The rollout of these initiatives, which include the digital processing of salary payment, inclusion of micro-businesses in the e-payment system, and the mandating of the private sector to use e-payments, has been made possible by upgrades to the National Payments infrastructure, as well as the National Payment Systems (NPS) Law, a high-level official said.
“Direct debit is a service where the payer will give authority to the beneficiary to draw money from his account, and this is done through a mandate,” said Ali Hamid al Jabri (pictured), Manager – Payment Systems, CBO. “Its (rollout) was delayed because the legal framework did not support the direct debit facility. However, we have now included it in the NPS Law, which now gives the Central Bank the power to regulate direct debit.”
The apex bank, Al Jabri noted, is currently working on the “e-mandate” for direct debit – an e-authorisation effectively authorising, for example, a utility to deduct the monthly bills for mobile subscription or other utility payments.

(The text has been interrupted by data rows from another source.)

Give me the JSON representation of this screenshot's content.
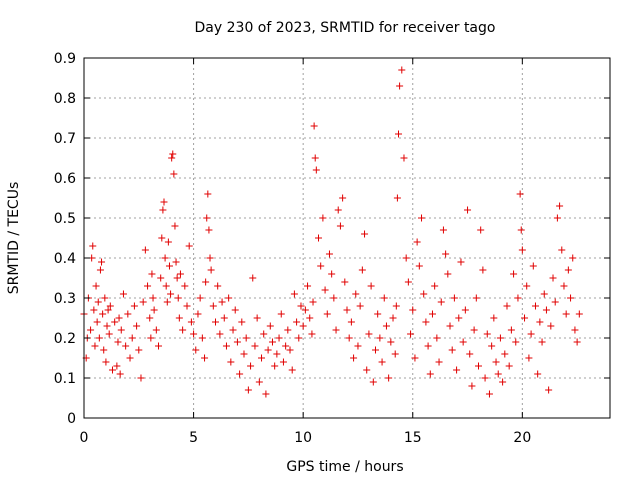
{
  "chart_data": {
    "type": "scatter",
    "title": "Day 230 of 2023, SRMTID for receiver tago",
    "xlabel": "GPS time / hours",
    "ylabel": "SRMTID / TECUs",
    "xlim": [
      0,
      24
    ],
    "ylim": [
      0,
      0.9
    ],
    "xticks": [
      0,
      5,
      10,
      15,
      20
    ],
    "yticks": [
      0,
      0.1,
      0.2,
      0.3,
      0.4,
      0.5,
      0.6,
      0.7,
      0.8,
      0.9
    ],
    "marker": "+",
    "color": "#e00000",
    "grid": true,
    "series": [
      {
        "name": "SRMTID",
        "x": [
          0.0,
          0.1,
          0.15,
          0.2,
          0.3,
          0.35,
          0.4,
          0.45,
          0.5,
          0.55,
          0.6,
          0.65,
          0.7,
          0.75,
          0.8,
          0.85,
          0.9,
          0.95,
          1.0,
          1.05,
          1.1,
          1.15,
          1.2,
          1.3,
          1.4,
          1.5,
          1.55,
          1.6,
          1.65,
          1.7,
          1.8,
          1.9,
          2.0,
          2.1,
          2.2,
          2.3,
          2.4,
          2.5,
          2.6,
          2.7,
          2.8,
          2.9,
          3.0,
          3.05,
          3.1,
          3.15,
          3.2,
          3.3,
          3.4,
          3.5,
          3.55,
          3.6,
          3.65,
          3.7,
          3.75,
          3.8,
          3.85,
          3.9,
          3.95,
          4.0,
          4.05,
          4.1,
          4.15,
          4.2,
          4.25,
          4.3,
          4.35,
          4.4,
          4.5,
          4.6,
          4.7,
          4.8,
          4.9,
          5.0,
          5.1,
          5.2,
          5.3,
          5.4,
          5.5,
          5.55,
          5.6,
          5.65,
          5.7,
          5.75,
          5.8,
          5.9,
          6.0,
          6.1,
          6.2,
          6.3,
          6.4,
          6.5,
          6.6,
          6.7,
          6.8,
          6.9,
          7.0,
          7.1,
          7.2,
          7.3,
          7.4,
          7.5,
          7.6,
          7.7,
          7.8,
          7.9,
          8.0,
          8.1,
          8.2,
          8.3,
          8.4,
          8.5,
          8.6,
          8.7,
          8.8,
          8.9,
          9.0,
          9.1,
          9.2,
          9.3,
          9.4,
          9.5,
          9.6,
          9.7,
          9.8,
          9.9,
          10.0,
          10.1,
          10.2,
          10.3,
          10.4,
          10.45,
          10.5,
          10.55,
          10.6,
          10.7,
          10.8,
          10.9,
          11.0,
          11.1,
          11.2,
          11.3,
          11.4,
          11.5,
          11.6,
          11.7,
          11.8,
          11.9,
          12.0,
          12.1,
          12.2,
          12.3,
          12.4,
          12.5,
          12.6,
          12.7,
          12.8,
          12.9,
          13.0,
          13.1,
          13.2,
          13.3,
          13.4,
          13.5,
          13.6,
          13.7,
          13.8,
          13.9,
          14.0,
          14.1,
          14.2,
          14.25,
          14.3,
          14.35,
          14.4,
          14.5,
          14.6,
          14.7,
          14.8,
          14.9,
          15.0,
          15.1,
          15.2,
          15.3,
          15.4,
          15.5,
          15.6,
          15.7,
          15.8,
          15.9,
          16.0,
          16.1,
          16.2,
          16.3,
          16.4,
          16.5,
          16.6,
          16.7,
          16.8,
          16.9,
          17.0,
          17.1,
          17.2,
          17.3,
          17.4,
          17.5,
          17.6,
          17.7,
          17.8,
          17.9,
          18.0,
          18.1,
          18.2,
          18.3,
          18.4,
          18.5,
          18.6,
          18.7,
          18.8,
          18.9,
          19.0,
          19.1,
          19.2,
          19.3,
          19.4,
          19.5,
          19.6,
          19.7,
          19.8,
          19.9,
          19.95,
          20.0,
          20.1,
          20.2,
          20.3,
          20.4,
          20.5,
          20.6,
          20.7,
          20.8,
          20.9,
          21.0,
          21.1,
          21.2,
          21.3,
          21.4,
          21.5,
          21.6,
          21.7,
          21.8,
          21.9,
          22.0,
          22.1,
          22.2,
          22.3,
          22.4,
          22.5,
          22.6
        ],
        "y": [
          0.26,
          0.15,
          0.2,
          0.3,
          0.22,
          0.4,
          0.43,
          0.27,
          0.18,
          0.33,
          0.24,
          0.29,
          0.2,
          0.37,
          0.39,
          0.26,
          0.17,
          0.3,
          0.14,
          0.23,
          0.27,
          0.21,
          0.28,
          0.12,
          0.24,
          0.13,
          0.19,
          0.25,
          0.11,
          0.22,
          0.31,
          0.18,
          0.26,
          0.15,
          0.2,
          0.28,
          0.23,
          0.17,
          0.1,
          0.29,
          0.42,
          0.33,
          0.25,
          0.2,
          0.36,
          0.3,
          0.27,
          0.22,
          0.18,
          0.35,
          0.45,
          0.52,
          0.54,
          0.4,
          0.33,
          0.29,
          0.44,
          0.38,
          0.31,
          0.65,
          0.66,
          0.61,
          0.48,
          0.39,
          0.35,
          0.3,
          0.25,
          0.36,
          0.22,
          0.33,
          0.28,
          0.43,
          0.24,
          0.21,
          0.17,
          0.26,
          0.3,
          0.2,
          0.15,
          0.34,
          0.5,
          0.56,
          0.47,
          0.4,
          0.37,
          0.28,
          0.24,
          0.33,
          0.21,
          0.29,
          0.25,
          0.18,
          0.3,
          0.14,
          0.22,
          0.27,
          0.19,
          0.11,
          0.24,
          0.16,
          0.2,
          0.07,
          0.13,
          0.35,
          0.18,
          0.25,
          0.09,
          0.15,
          0.21,
          0.06,
          0.17,
          0.23,
          0.19,
          0.13,
          0.16,
          0.2,
          0.26,
          0.14,
          0.18,
          0.22,
          0.17,
          0.12,
          0.31,
          0.24,
          0.2,
          0.28,
          0.23,
          0.27,
          0.33,
          0.25,
          0.21,
          0.29,
          0.73,
          0.65,
          0.62,
          0.45,
          0.38,
          0.5,
          0.32,
          0.26,
          0.41,
          0.36,
          0.3,
          0.22,
          0.52,
          0.48,
          0.55,
          0.34,
          0.27,
          0.2,
          0.24,
          0.15,
          0.31,
          0.18,
          0.28,
          0.37,
          0.46,
          0.12,
          0.21,
          0.33,
          0.09,
          0.17,
          0.26,
          0.2,
          0.14,
          0.3,
          0.23,
          0.1,
          0.19,
          0.25,
          0.16,
          0.28,
          0.55,
          0.71,
          0.83,
          0.87,
          0.65,
          0.4,
          0.34,
          0.21,
          0.27,
          0.15,
          0.44,
          0.38,
          0.5,
          0.31,
          0.24,
          0.18,
          0.11,
          0.26,
          0.33,
          0.2,
          0.14,
          0.29,
          0.47,
          0.41,
          0.36,
          0.23,
          0.17,
          0.3,
          0.12,
          0.25,
          0.39,
          0.19,
          0.27,
          0.52,
          0.16,
          0.08,
          0.22,
          0.3,
          0.13,
          0.47,
          0.37,
          0.1,
          0.21,
          0.06,
          0.18,
          0.25,
          0.14,
          0.11,
          0.2,
          0.09,
          0.16,
          0.28,
          0.13,
          0.22,
          0.36,
          0.19,
          0.3,
          0.56,
          0.47,
          0.42,
          0.25,
          0.33,
          0.15,
          0.21,
          0.38,
          0.28,
          0.11,
          0.24,
          0.19,
          0.31,
          0.27,
          0.07,
          0.23,
          0.35,
          0.29,
          0.5,
          0.53,
          0.42,
          0.33,
          0.26,
          0.37,
          0.3,
          0.4,
          0.22,
          0.19,
          0.26
        ]
      }
    ]
  }
}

“When operational, the customer can issue an e-mandate from the website of service provider with an e-authorisation form. The customer gives their consent to the utility to deduct the billed amount from their account. We are working right now on the e-authorisation, using the Public Key Infrastructure PKI (which is under the remit of the Royal Oman Police) and utilise current services offered by banks such as mobile banking and Internet banking.” Significantly, once legalised, direct debit mandates will have legal power similar to cheques.
Also on the anvil for imminent launch by the Central Bank is the International Bank Account Number (IBAN) system – a globally accepted format for numbering overseas bank accounts.

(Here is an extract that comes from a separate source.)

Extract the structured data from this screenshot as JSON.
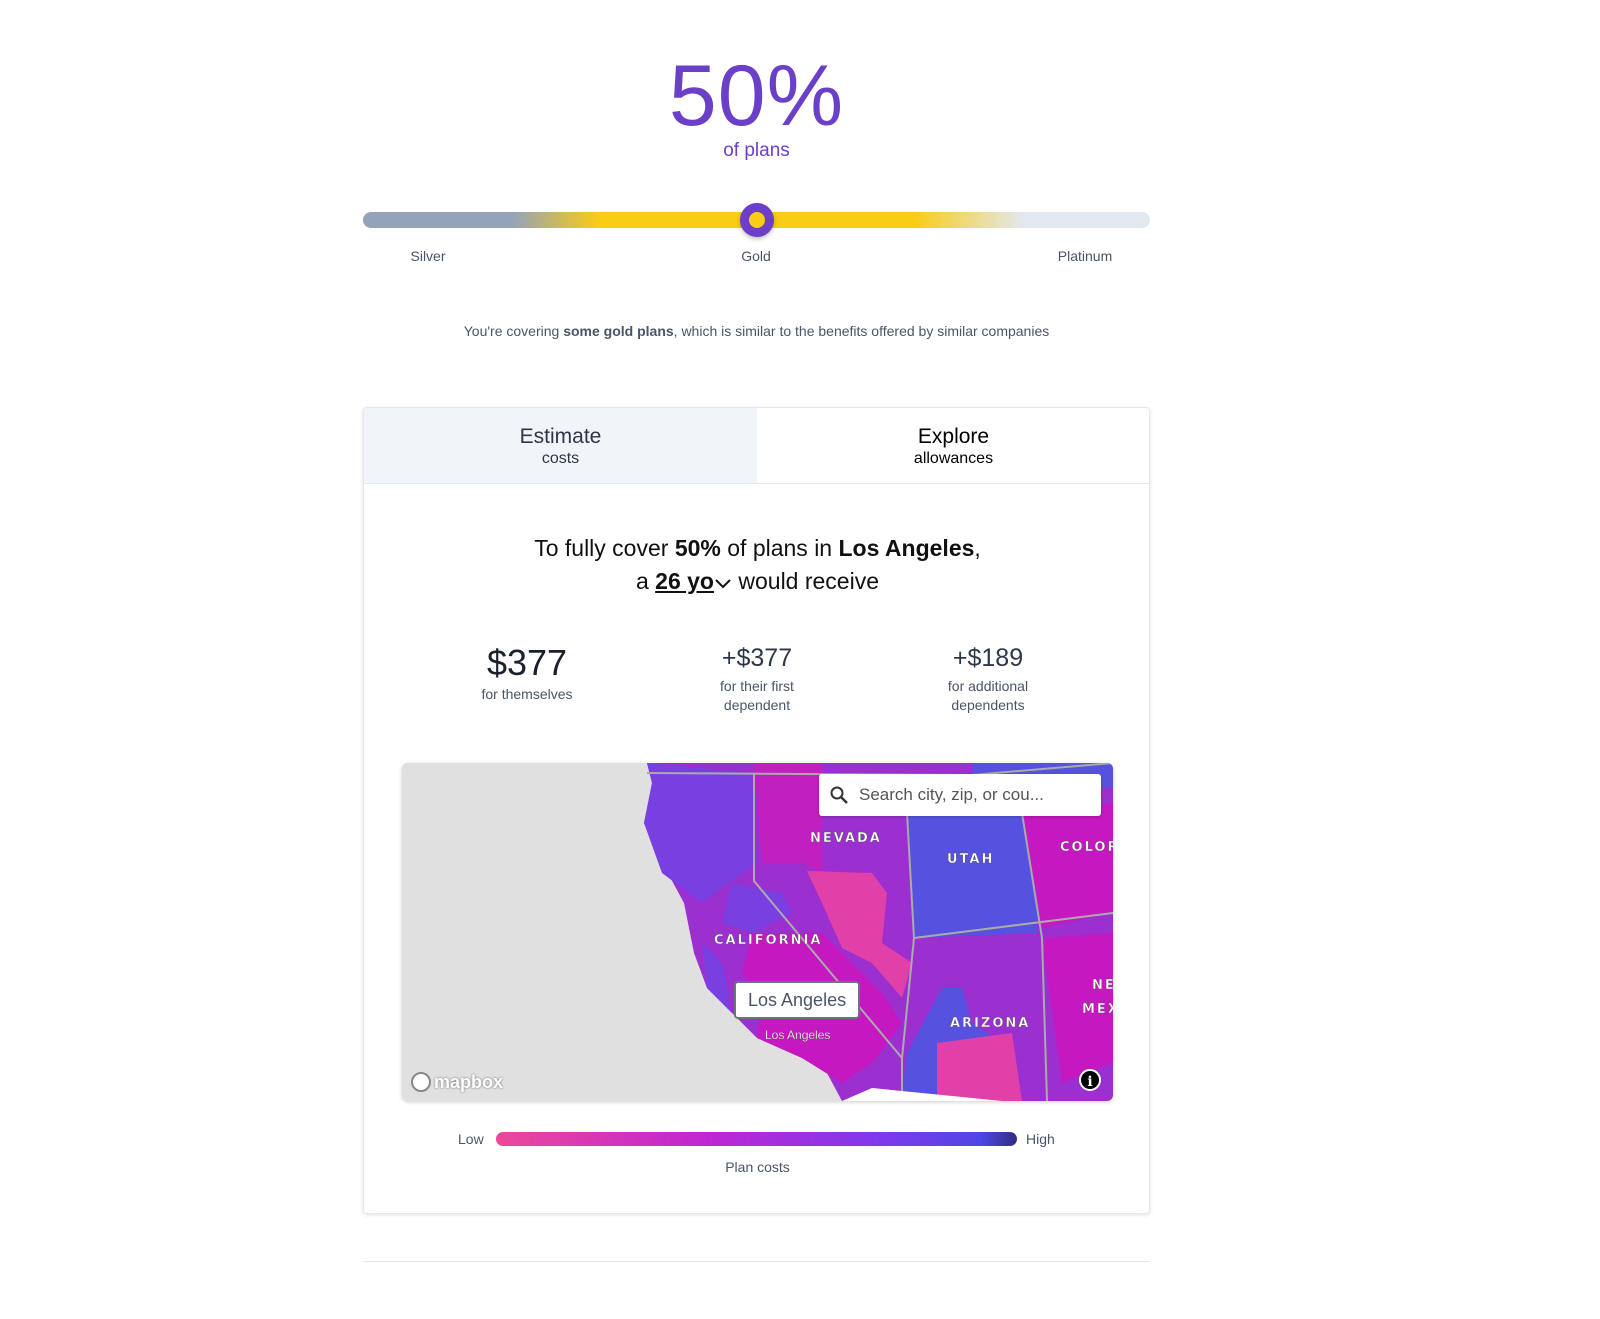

The new system will help enhance the safety and security of banking transactions between customers across national borders. It will complement the SWIFT (Society for Worldwide Interbank Financial Telecommunication) system currently in place in the Sultanate of Oman for identifying banks. While SWIFT is a code that is primarily used to pinpoint a specific bank during an international transaction, the IBAN system is used to identify an individual account involved in an overseas transaction. The official made the announcement during a recent conference on new banking developments held in the city.